Conclusão da trilogia abandona parte rota da fórmula em troca de exagero e inúmeras autorreferências

Gus Lanzetta Publicado em 30/05/2013, às 12h14 - Atualizado às 12h26

Se Beber Não Case Parte III
Divulgação

A primeira continuação de Se Beber, Não Case! pecava por repetir toda a trama do filme anterior. Já Se Beber, Não Case – Parte III, que acaba de chegar aos cinemas no Brasil, joga fora toda a planta da trama que vimos nos dois primeiros longas, ainda que mantenha a estrutura quase idêntica.

Desta vez não há perda de memória, bebedeira e nem um casamento como estopim da reunião dos personagens. Na verdade, tudo começa com um velório e uma jornada a uma clínica de reabilitação, uma nada sutil guinada de valores, que na verdade serve apenas para deixar o começo do filme um pouco diferente.

A produção introduz John Goodman como um antagonista meio genérico e sem muito ímpeto. Ele é apenas mais uma força externa dos deuses do cinema que chega para manter Ed Helms, Zach Galifianakis e Bradley Cooper fazendo o que sempre fizeram na série. As motivações de Goodman podem ser meio superficiais e nunca o foco real da trama, porém a ameaça dele ao grupo é tangível e serve de desculpa para botar o trio em uma série de encontros (e reencontros) trash. Há mais invasões de propriedade, roubos, mortes e animais em Se Beber, Não Case! - Parte III do que em qualquer outro filme da série (dá para arriscar dizer que em qualquer outra comédia norte-americana deste ano).

O clima de “enfiar o pé na jaca”, mais do que comum para a “matilha”, permeia todo o filme, desde as tramas criminosas que envolvem o trio de protagonistas até a quantidade de retornos e referências a personagens da série e locações do primeiro filme. Nesse universo, todas as estradas levam para Las Vegas, que continua sendo a cidade perfeita para as ideias malucas dos roteiristas.

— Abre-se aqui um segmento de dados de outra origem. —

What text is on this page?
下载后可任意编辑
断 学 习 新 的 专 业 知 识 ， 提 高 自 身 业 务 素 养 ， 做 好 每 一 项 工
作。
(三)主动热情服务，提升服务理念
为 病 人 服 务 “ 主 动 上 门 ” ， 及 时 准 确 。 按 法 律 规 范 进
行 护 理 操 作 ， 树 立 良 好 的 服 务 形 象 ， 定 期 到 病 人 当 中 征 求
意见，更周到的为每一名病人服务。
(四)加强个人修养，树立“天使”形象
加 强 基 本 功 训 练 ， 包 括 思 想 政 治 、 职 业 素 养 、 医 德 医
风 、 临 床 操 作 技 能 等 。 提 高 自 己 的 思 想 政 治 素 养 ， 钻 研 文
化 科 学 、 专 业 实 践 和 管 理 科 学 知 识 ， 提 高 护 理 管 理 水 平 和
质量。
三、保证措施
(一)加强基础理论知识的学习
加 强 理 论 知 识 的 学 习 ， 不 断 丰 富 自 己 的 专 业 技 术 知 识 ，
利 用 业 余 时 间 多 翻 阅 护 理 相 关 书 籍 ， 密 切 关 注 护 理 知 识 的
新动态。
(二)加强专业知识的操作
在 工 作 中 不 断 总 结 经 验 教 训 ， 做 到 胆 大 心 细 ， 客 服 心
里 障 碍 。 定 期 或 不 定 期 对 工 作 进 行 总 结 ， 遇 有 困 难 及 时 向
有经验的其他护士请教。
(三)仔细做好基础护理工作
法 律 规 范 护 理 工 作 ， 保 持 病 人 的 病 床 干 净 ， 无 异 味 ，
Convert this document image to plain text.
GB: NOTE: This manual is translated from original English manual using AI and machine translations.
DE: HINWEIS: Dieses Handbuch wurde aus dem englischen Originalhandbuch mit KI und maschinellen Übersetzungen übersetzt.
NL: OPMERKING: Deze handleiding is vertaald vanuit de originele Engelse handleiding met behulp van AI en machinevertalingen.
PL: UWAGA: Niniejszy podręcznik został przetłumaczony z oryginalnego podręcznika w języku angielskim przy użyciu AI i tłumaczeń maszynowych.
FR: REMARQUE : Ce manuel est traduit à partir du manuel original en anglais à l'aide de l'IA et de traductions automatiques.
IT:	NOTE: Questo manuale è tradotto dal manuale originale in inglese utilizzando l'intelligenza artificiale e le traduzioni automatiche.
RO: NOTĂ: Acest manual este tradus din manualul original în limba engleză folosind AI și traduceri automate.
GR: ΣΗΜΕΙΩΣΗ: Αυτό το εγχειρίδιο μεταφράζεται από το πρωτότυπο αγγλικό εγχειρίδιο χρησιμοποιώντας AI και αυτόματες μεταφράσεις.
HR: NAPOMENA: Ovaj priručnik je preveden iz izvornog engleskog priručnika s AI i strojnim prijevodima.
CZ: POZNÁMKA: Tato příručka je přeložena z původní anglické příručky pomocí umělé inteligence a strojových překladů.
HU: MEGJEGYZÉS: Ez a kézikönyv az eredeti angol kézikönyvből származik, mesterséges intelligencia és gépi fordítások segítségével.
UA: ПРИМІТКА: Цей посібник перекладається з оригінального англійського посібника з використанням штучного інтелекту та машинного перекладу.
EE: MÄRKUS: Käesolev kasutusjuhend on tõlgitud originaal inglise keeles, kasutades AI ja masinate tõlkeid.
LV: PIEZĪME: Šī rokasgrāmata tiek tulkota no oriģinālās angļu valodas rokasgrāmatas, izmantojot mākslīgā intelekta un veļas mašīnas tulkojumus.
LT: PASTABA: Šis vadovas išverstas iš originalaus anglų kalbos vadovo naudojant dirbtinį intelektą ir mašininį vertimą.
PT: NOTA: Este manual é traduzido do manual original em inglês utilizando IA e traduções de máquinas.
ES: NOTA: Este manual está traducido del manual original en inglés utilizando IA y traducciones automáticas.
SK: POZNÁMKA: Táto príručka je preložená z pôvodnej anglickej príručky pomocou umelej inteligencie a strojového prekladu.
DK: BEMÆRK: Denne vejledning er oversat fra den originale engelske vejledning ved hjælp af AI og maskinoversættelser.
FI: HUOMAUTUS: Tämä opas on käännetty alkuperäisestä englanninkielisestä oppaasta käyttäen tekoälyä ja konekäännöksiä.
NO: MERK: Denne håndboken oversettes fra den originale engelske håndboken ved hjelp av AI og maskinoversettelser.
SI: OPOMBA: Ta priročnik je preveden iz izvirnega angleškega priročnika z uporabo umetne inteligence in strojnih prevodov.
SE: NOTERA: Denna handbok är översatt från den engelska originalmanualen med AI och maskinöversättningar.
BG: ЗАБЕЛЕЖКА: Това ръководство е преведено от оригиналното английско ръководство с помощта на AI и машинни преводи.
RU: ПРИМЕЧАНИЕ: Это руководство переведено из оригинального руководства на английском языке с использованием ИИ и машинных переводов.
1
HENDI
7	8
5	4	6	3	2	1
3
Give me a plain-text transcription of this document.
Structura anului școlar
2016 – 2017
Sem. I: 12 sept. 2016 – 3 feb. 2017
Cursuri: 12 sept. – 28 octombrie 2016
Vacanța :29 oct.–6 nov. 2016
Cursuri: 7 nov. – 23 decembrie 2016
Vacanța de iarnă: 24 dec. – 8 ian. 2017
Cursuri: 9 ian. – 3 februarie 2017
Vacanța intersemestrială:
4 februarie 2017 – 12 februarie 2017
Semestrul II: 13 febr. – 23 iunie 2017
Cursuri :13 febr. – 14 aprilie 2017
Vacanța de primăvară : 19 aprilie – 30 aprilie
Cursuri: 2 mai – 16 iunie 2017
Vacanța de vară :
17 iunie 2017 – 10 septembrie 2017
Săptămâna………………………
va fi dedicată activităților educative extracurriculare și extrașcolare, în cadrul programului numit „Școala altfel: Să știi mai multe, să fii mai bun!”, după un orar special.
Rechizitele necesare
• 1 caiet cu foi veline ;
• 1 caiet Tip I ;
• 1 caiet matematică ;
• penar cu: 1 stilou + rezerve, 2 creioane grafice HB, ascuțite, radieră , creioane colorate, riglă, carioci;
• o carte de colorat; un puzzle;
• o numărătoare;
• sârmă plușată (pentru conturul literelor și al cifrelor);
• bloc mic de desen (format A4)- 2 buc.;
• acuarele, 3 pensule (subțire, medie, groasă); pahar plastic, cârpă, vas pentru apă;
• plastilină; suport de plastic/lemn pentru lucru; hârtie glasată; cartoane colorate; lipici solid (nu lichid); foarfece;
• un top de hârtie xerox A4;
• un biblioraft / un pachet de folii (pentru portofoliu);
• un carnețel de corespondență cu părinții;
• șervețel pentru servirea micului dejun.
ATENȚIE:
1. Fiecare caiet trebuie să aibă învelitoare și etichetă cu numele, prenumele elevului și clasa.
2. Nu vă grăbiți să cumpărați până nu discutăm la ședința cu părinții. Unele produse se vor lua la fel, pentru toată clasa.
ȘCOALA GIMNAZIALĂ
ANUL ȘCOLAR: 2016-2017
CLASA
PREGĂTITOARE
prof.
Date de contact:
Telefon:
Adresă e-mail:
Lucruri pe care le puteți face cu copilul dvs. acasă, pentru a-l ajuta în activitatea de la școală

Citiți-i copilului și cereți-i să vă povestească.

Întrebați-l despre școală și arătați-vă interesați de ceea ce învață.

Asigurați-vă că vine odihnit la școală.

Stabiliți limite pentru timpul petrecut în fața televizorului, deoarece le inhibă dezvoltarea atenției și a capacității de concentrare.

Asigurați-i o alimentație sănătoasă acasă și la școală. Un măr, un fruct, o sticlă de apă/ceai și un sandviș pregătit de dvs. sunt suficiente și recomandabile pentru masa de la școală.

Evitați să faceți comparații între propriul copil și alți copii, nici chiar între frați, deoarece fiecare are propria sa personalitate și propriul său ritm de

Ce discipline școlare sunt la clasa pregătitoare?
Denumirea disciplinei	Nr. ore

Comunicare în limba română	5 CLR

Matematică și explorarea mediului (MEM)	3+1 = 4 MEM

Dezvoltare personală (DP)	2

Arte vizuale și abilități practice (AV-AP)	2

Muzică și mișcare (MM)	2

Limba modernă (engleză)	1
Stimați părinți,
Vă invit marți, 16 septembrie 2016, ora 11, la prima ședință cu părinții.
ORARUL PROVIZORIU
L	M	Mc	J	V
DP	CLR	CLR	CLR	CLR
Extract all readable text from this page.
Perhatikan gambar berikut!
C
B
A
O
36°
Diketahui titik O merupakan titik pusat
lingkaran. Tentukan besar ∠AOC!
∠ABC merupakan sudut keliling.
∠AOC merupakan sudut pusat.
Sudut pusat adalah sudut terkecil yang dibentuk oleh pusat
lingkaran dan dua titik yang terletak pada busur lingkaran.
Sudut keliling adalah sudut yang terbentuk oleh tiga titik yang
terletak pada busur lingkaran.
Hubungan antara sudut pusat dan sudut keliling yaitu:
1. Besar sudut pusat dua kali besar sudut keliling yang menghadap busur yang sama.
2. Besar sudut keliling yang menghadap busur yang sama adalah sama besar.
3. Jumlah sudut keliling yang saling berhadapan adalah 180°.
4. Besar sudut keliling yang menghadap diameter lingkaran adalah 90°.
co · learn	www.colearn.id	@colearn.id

Entrevistas: elenco fala sobre Se Beber, Não Case – Parte III.

A alma dos filmes de Phillips continua sendo a atmosfera de fraternidade entre universitários bêbados e entusiasmados, e este longa acaba prestando uma boa homenagem ao melhor deles, o primeiro Se Beber.... Porém, ele é mais competente em ser um lembrete do que aquele filme fez do que em ser uma comédia boa por si só. Há mais risadas do que em Parte II, e não há a sensação de que o público está sendo insultado por uma reciclagem. Para quem ainda tem boas memórias do primeiro filme e não desistiu de Phillips depois de Se Beber II é interessante acompanhar o clima de festa de formatura desses “frat boys” – mas está na hora de parar, antes que a saga acabe se transformando em série de eventos bizarros que a maioria de nós vai querer esquecer.